Banks that manage regulation effectively (relative to their peers) delivered 170% higher shareholder return over the last 10 years than those who didn’t, according to a study from PA Consulting Group. Despite this, many banks still see regulatory compliance as an unavoidable and unreasonable cost on their business.
PA analysed the shareholder value delivered by eleven of the largest banks operating in the UK over the last economic cycle (10 years) and linked it to how effectively they managed regulation. PA’s analysis showed a 0.7 (out of 1) correlation between shareholder value and regulatory effectiveness.
Whilst most banks have had substantive regulatory challenges in recent years, there are still major differences in how banks perform in their management of regulation; those who spend a lot of management time and energy resisting regulation deliver lower value.
As well as analysing the impact of regulation management on the shareholder value of banks, PA analysed the impact it had across the life sciences and energy sectors. All three sectors shared a common finding that companies that embrace regulation tend to perform better than those that don’t.
Asesh Sarkar, financial services expert at PA Consulting Group, says: “Regulation is often cited as an unreasonable cost to banks and a reason for poor performance. PA’s analysis shows that, not only is this incorrect, but that those banks that manage regulation effectively deliver higher shareholder value.

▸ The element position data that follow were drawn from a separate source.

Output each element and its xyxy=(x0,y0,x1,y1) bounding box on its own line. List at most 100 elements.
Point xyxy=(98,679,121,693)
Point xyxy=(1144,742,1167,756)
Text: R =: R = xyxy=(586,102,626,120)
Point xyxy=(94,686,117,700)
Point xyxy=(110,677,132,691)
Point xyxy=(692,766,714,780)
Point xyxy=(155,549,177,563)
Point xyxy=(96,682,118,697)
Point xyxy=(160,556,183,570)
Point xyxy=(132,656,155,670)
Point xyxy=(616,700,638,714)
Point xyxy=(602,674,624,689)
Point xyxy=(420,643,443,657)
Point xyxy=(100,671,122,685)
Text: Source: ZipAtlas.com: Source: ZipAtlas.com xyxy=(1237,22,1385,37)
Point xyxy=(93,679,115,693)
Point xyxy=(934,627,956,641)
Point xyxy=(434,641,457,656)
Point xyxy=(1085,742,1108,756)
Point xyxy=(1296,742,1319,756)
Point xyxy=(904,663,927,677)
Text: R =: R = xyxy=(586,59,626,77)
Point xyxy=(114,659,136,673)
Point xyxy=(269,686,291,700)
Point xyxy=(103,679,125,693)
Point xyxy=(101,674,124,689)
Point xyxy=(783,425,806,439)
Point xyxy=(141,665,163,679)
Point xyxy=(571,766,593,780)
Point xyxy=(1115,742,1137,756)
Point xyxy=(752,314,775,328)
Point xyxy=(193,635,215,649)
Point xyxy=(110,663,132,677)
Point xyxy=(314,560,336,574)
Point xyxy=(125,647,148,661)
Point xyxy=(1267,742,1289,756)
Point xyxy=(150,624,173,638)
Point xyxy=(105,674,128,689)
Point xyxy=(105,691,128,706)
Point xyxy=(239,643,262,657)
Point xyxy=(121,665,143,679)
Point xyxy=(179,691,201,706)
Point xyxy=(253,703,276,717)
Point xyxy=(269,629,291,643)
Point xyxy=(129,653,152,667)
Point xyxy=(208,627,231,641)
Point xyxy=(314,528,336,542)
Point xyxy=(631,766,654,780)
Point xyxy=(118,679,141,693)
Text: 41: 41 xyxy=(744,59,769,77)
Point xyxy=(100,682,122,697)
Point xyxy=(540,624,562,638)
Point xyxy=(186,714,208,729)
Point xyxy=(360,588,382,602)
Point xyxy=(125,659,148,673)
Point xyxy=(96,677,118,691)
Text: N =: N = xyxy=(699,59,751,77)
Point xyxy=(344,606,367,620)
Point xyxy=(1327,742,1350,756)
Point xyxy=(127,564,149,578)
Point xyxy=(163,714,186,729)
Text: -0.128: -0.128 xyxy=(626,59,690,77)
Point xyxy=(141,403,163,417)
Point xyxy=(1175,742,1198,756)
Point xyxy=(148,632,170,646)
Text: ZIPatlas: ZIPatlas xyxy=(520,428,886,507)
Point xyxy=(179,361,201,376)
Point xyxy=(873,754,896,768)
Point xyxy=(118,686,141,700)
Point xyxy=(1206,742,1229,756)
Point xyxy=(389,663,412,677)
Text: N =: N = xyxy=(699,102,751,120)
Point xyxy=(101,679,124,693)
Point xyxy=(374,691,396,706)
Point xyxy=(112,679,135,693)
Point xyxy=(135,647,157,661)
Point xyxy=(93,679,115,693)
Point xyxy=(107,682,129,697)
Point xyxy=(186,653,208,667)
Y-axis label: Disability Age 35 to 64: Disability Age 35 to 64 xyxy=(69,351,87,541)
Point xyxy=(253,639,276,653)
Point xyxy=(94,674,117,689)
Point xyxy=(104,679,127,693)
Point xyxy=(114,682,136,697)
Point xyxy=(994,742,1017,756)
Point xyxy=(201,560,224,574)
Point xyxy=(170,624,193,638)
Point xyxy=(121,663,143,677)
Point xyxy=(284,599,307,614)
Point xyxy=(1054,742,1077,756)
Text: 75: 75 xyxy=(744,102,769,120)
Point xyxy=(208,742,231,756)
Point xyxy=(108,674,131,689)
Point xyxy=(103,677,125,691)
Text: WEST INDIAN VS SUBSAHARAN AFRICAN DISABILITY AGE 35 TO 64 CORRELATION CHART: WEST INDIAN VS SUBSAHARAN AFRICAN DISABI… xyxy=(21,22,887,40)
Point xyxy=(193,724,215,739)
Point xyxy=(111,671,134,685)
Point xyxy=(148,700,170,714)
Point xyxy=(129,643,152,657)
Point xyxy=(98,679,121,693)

“However, for many banks, understanding that compliance with the spirit and not just the letter of regulation will deliver shareholder value will require a fundamental shift in culture.” To achieve effective regulatory management and superior shareholder returns, banks must:
embed regulatory management in the overall business strategy
adopt a proactive and positive approach to regulation from the top of the organisation down
minimise enforcement action by actively engaging regulators.